LatestCelebrity moms reportedly all have nannies, yet we never see them. Sure, this can make normal moms feel inadequate — but what about, um, nannies?
Kiri Blakeley of Forbes writes,
Who could blame women for being awestruck at these celebrity moms who, somehow, manage to keep their children clean, well-behaved and fashionable, while they also maintain glamorous careers, travel the world, always look fabulous and well-toned, and, oh yeah, still keep a hot, successful husband (Brad Pitt! Tom Cruise!) happy? Who could blame regular women for beating themselves up for not living up to this ideal? After all, it looks so easy!
Except that, at least according to Beth Torre, spokeswoman for Celebrities Staffing Services, all celebs have nannies to help out with the kids. Yet stars rarely talk about their childrearing help (claiming, for instance, that they get all their exercise/detox/Kabbalah/whatever done “while their children nap”) and even paparazzi don’t photograph nannies (though eagle-eyed viewers can spot them in this Gawker slideshow). Blakeley decries this subterfuge — “female celebrities do women a huge disservice by going out of their way to mask these helping hands.” She goes on,
[N]othing will make a parent feel more like a wretched failure than unrealistic expectations of parental perfection. And what could more fuel the fantasy of motherhood being glamorous and stress-free than celebrities with multiple children acting like they do it all themselves—and work and look amazing and have a sexy marriage?

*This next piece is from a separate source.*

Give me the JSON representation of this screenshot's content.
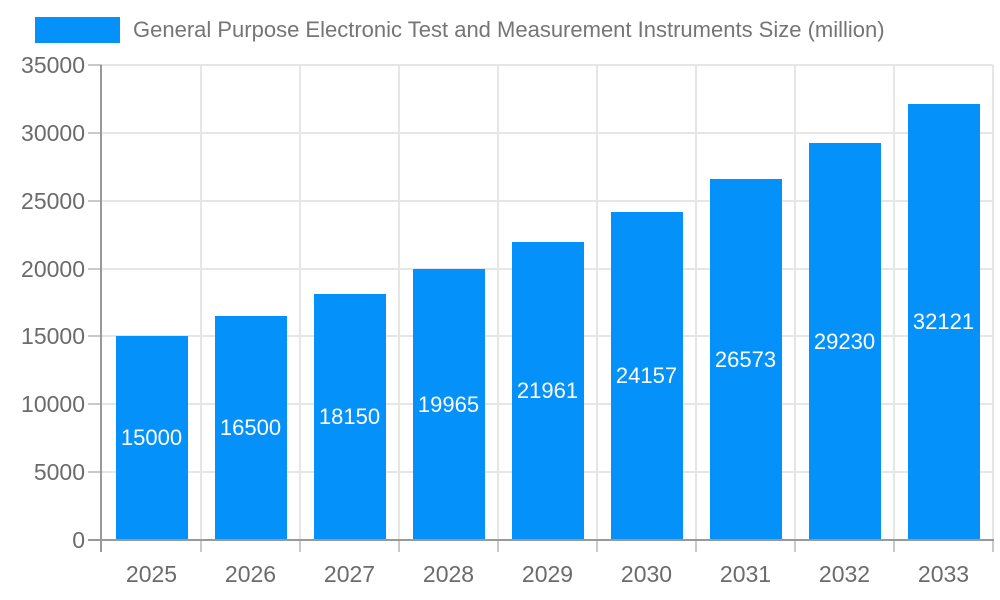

The celebrity-industrial complex does deserve some blame for making middle-class moms feel that they should be effortlessly juggling work, family, and instantaneous loss of all baby weight. But what about the effects of what Gawker calls “Hide the Nanny” on actual nannies? They’re the ones whose work is being treated as shameful, and whose images are studiously hidden from the press. This not only prevents them from getting the credit they deserve — while, as Blakeley points out, celebs routinely trumpet the names of their trainers to anyone who will listen — it also perpetuates the image of childcare work as illegitimate, undeserving of praise, and worthy of being kept in the shadows. This image is part of what allows people to keep paying their nannies under the table (a practice Mona Simpson rightly decries), and it also helps keep us from addressing all the many fraught issues surrounding paid childcare in America. These issues — economic, social, racial, gendered — need attention, but they’re not going to get it while the most visible people in our society have the most invisible nannies.